A Comparison of Multi-View Stereo Methods for Photogrammetric 3D Reconstruction: From Traditional to Learning-Based Approaches

arXiv cs.CV / 4/14/2026

💬 OpinionIdeas & Deep AnalysisModels & Research

Key Points

  • The study compares traditional multi-view stereo (MVS) using COLMAP against multiple learning-based MVS approaches, spanning geometry-guided and end-to-end architectures.
  • Experiments on aerial scenarios (MARS-LVIG with LiDAR-derived ground truth, and a Pix4D scene with Pix4Dmapper-generated ground truth) evaluate accuracy, coverage, and runtime across methods.
  • Results indicate COLMAP can produce geometrically consistent reconstructions but typically takes more computation time than learning-based alternatives.
  • When traditional image registration fails, learning-based methods show stronger feature matching and improved robustness.
  • Geometry-guided learning methods often require careful dataset preparation and may depend on camera pose or depth priors from COLMAP, while end-to-end methods (e.g., DUSt3R, VGGT) are faster but can have larger 3D residuals in difficult cases.

Abstract

Photogrammetric 3D reconstruction has long relied on traditional Structure-from-Motion (SfM) and Multi-View Stereo (MVS) methods, which provide high accuracy but face challenges in speed and scalability.

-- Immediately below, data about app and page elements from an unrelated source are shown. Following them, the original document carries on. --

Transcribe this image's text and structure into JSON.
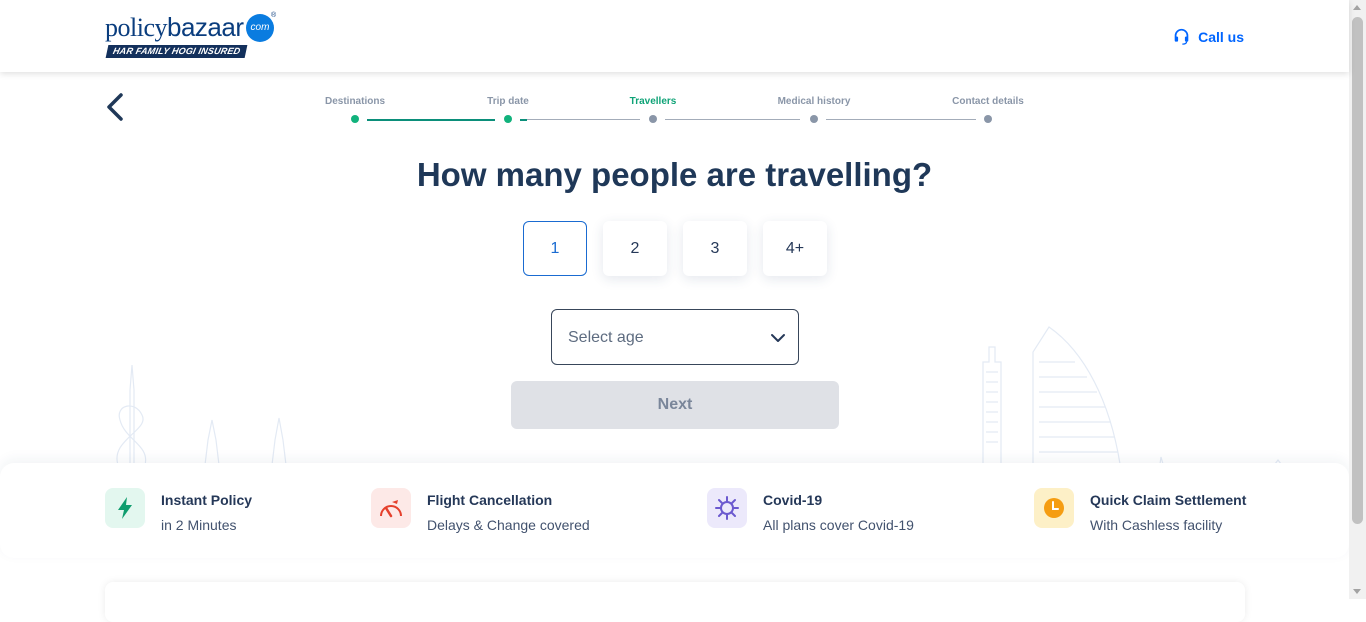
{
  "header": {
    "logo_text_1": "policy",
    "logo_text_2": "bazaar",
    "logo_dot": "com",
    "logo_tagline": "HAR FAMILY HOGI INSURED",
    "call_label": "Call us"
  },
  "steps": [
    {
      "label": "Destinations",
      "status": "done"
    },
    {
      "label": "Trip date",
      "status": "done"
    },
    {
      "label": "Travellers",
      "status": "active"
    },
    {
      "label": "Medical history",
      "status": "pending"
    },
    {
      "label": "Contact details",
      "status": "pending"
    }
  ],
  "question": "How many people are travelling?",
  "traveller_options": [
    "1",
    "2",
    "3",
    "4+"
  ],
  "selected_travellers": "1",
  "age_select": {
    "placeholder": "Select age"
  },
  "next_button": "Next",
  "features": [
    {
      "title": "Instant Policy",
      "subtitle": "in 2 Minutes",
      "icon": "lightning-icon",
      "bg": "#e3f7ef",
      "color": "#0f9d6e"
    },
    {
      "title": "Flight Cancellation",
      "subtitle": "Delays & Change covered",
      "icon": "flight-cancel-icon",
      "bg": "#fde9e7",
      "color": "#e5402c"
    },
    {
      "title": "Covid-19",
      "subtitle": "All plans cover Covid-19",
      "icon": "virus-icon",
      "bg": "#ece9fb",
      "color": "#6b59cf"
    },
    {
      "title": "Quick Claim Settlement",
      "subtitle": "With Cashless facility",
      "icon": "clock-icon",
      "bg": "#fdf0c7",
      "color": "#f59d12"
    }
  ],
  "colors": {
    "primary": "#0065ff",
    "heading": "#1f3858",
    "active_step": "#0fa377"
  }
}
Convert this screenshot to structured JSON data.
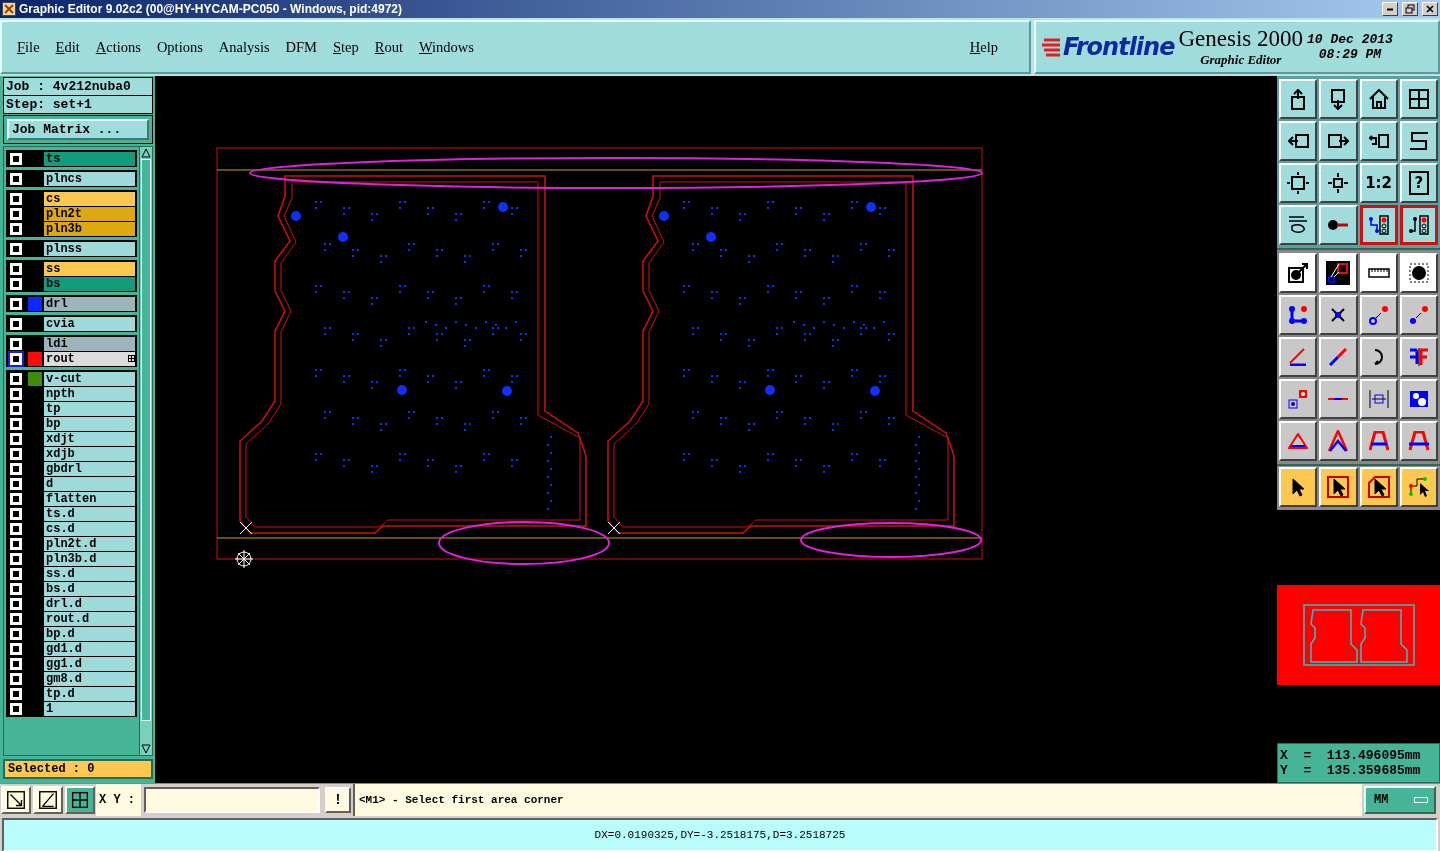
{
  "window": {
    "title": "Graphic Editor 9.02c2 (00@HY-HYCAM-PC050 - Windows, pid:4972)"
  },
  "menu": [
    {
      "label": "File",
      "underlined": true
    },
    {
      "label": "Edit",
      "underlined": true
    },
    {
      "label": "Actions",
      "underlined": true
    },
    {
      "label": "Options",
      "underlined": false
    },
    {
      "label": "Analysis",
      "underlined": false
    },
    {
      "label": "DFM",
      "underlined": false
    },
    {
      "label": "Step",
      "underlined": true
    },
    {
      "label": "Rout",
      "underlined": true
    },
    {
      "label": "Windows",
      "underlined": true
    }
  ],
  "help": "Help",
  "brand": {
    "logo": "Frontline",
    "product": "Genesis 2000",
    "subtitle": "Graphic Editor",
    "date": "10 Dec 2013",
    "time": "08:29 PM"
  },
  "job": {
    "job": "Job : 4v212nuba0",
    "step": "Step: set+1",
    "matrix_button": "Job Matrix ..."
  },
  "layer_groups": [
    {
      "layers": [
        {
          "name": "ts",
          "kind": "mask",
          "checked": true,
          "work": false
        }
      ]
    },
    {
      "layers": [
        {
          "name": "plncs",
          "kind": "misc",
          "checked": true,
          "work": false
        }
      ]
    },
    {
      "layers": [
        {
          "name": "cs",
          "kind": "signal",
          "checked": true,
          "work": false
        },
        {
          "name": "pln2t",
          "kind": "plane",
          "checked": true,
          "work": false
        },
        {
          "name": "pln3b",
          "kind": "plane",
          "checked": true,
          "work": false
        }
      ]
    },
    {
      "layers": [
        {
          "name": "plnss",
          "kind": "misc",
          "checked": true,
          "work": false
        }
      ]
    },
    {
      "layers": [
        {
          "name": "ss",
          "kind": "signal",
          "checked": true,
          "work": false
        },
        {
          "name": "bs",
          "kind": "mask",
          "checked": true,
          "work": false
        }
      ]
    },
    {
      "layers": [
        {
          "name": "drl",
          "kind": "drill",
          "color": "#0a28ff",
          "checked": true,
          "work": false
        }
      ]
    },
    {
      "layers": [
        {
          "name": "cvia",
          "kind": "misc",
          "checked": true,
          "work": false
        }
      ]
    },
    {
      "layers": [
        {
          "name": "ldi",
          "kind": "drill",
          "checked": true,
          "work": false
        },
        {
          "name": "rout",
          "kind": "rout",
          "color": "#ff0a0a",
          "checked": true,
          "work": true
        }
      ]
    },
    {
      "layers": [
        {
          "name": "v-cut",
          "kind": "misc",
          "color": "#3c8c0a",
          "checked": true,
          "work": false
        },
        {
          "name": "npth",
          "kind": "misc",
          "checked": true,
          "work": false
        },
        {
          "name": "tp",
          "kind": "misc",
          "checked": true,
          "work": false
        },
        {
          "name": "bp",
          "kind": "misc",
          "checked": true,
          "work": false
        },
        {
          "name": "xdjt",
          "kind": "misc",
          "checked": true,
          "work": false
        },
        {
          "name": "xdjb",
          "kind": "misc",
          "checked": true,
          "work": false
        },
        {
          "name": "gbdrl",
          "kind": "misc",
          "checked": true,
          "work": false
        },
        {
          "name": "d",
          "kind": "misc",
          "checked": true,
          "work": false
        },
        {
          "name": "flatten",
          "kind": "misc",
          "checked": true,
          "work": false
        },
        {
          "name": "ts.d",
          "kind": "misc",
          "checked": true,
          "work": false
        },
        {
          "name": "cs.d",
          "kind": "misc",
          "checked": true,
          "work": false
        },
        {
          "name": "pln2t.d",
          "kind": "misc",
          "checked": true,
          "work": false
        },
        {
          "name": "pln3b.d",
          "kind": "misc",
          "checked": true,
          "work": false
        },
        {
          "name": "ss.d",
          "kind": "misc",
          "checked": true,
          "work": false
        },
        {
          "name": "bs.d",
          "kind": "misc",
          "checked": true,
          "work": false
        },
        {
          "name": "drl.d",
          "kind": "misc",
          "checked": true,
          "work": false
        },
        {
          "name": "rout.d",
          "kind": "misc",
          "checked": true,
          "work": false
        },
        {
          "name": "bp.d",
          "kind": "misc",
          "checked": true,
          "work": false
        },
        {
          "name": "gd1.d",
          "kind": "misc",
          "checked": true,
          "work": false
        },
        {
          "name": "gg1.d",
          "kind": "misc",
          "checked": true,
          "work": false
        },
        {
          "name": "gm8.d",
          "kind": "misc",
          "checked": true,
          "work": false
        },
        {
          "name": "tp.d",
          "kind": "misc",
          "checked": true,
          "work": false
        },
        {
          "name": "1",
          "kind": "misc",
          "checked": true,
          "work": false
        }
      ]
    }
  ],
  "selected_count": "Selected : 0",
  "toolbox": [
    {
      "kind": "view",
      "buttons": [
        {
          "on": false
        },
        {
          "on": false
        },
        {
          "on": false
        },
        {
          "on": false
        },
        {
          "on": false
        },
        {
          "on": false
        },
        {
          "on": false
        },
        {
          "on": false
        },
        {
          "on": false
        },
        {
          "on": false
        },
        {
          "label": "1:2",
          "on": false
        },
        {
          "label": "?",
          "on": false
        },
        {
          "on": false
        },
        {
          "on": false
        },
        {
          "on": true
        },
        {
          "on": true
        }
      ]
    },
    {
      "kind": "edit",
      "buttons": [
        {
          "on": false
        },
        {
          "on": false
        },
        {
          "on": false
        },
        {
          "on": false
        },
        {
          "on": false
        },
        {
          "on": false
        },
        {
          "on": false
        },
        {
          "on": false
        },
        {
          "on": false
        },
        {
          "on": false
        },
        {
          "on": false
        },
        {
          "on": false
        },
        {
          "on": false
        },
        {
          "on": false
        },
        {
          "on": false
        },
        {
          "on": false
        },
        {
          "on": false
        },
        {
          "on": false
        },
        {
          "on": false
        },
        {
          "on": false
        }
      ]
    },
    {
      "kind": "select",
      "buttons": [
        {
          "on": false
        },
        {
          "on": false
        },
        {
          "on": false
        },
        {
          "on": false
        }
      ]
    }
  ],
  "coordinates": {
    "x": "X  =  113.496095mm",
    "y": "Y  =  135.359685mm"
  },
  "command_bar": {
    "tools": [
      {
        "selected": false
      },
      {
        "selected": false
      },
      {
        "selected": true
      }
    ],
    "xy_label": "X Y :",
    "alert": "!",
    "prompt": "<M1> - Select first area corner",
    "units": "MM"
  },
  "status_bar": "DX=0.0190325,DY=-3.2518175,D=3.2518725"
}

Recently, learning-based MVS methods have emerged, aiming for faster and more efficient reconstruction. This work presents a comparative evaluation between a representative traditional MVS pipeline (COLMAP) and state-of-the-art learning-based approaches, including geometry-guided methods (MVSNet, PatchmatchNet, MVSAnywhere, MVSFormer++) and end-to-end frameworks (Stereo4D, FoundationStereo, DUSt3R, MASt3R, Fast3R, VGGT). Two experiments were conducted on different aerial scenarios. The first experiment used the MARS-LVIG dataset, where ground-truth 3D reconstruction was provided by LiDAR point clouds. The second experiment used a public scene from the Pix4D official website, with ground truth generated by Pix4Dmapper. We evaluated accuracy, coverage, and runtime across all methods. Experimental results show that although COLMAP can provide reliable and geometrically consistent reconstruction results, it requires more computation time. In cases where traditional methods fail in image registration, learning-based approaches exhibit stronger feature-matching capability and greater robustness. Geometry-guided methods usually require careful dataset preparation and often depend on camera pose or depth priors generated by COLMAP. End-to-end methods such as DUSt3R and VGGT achieve competitive accuracy and reasonable coverage while offering substantially faster reconstruction. However, they exhibit relatively large residuals in 3D reconstruction, particularly in challenging scenarios.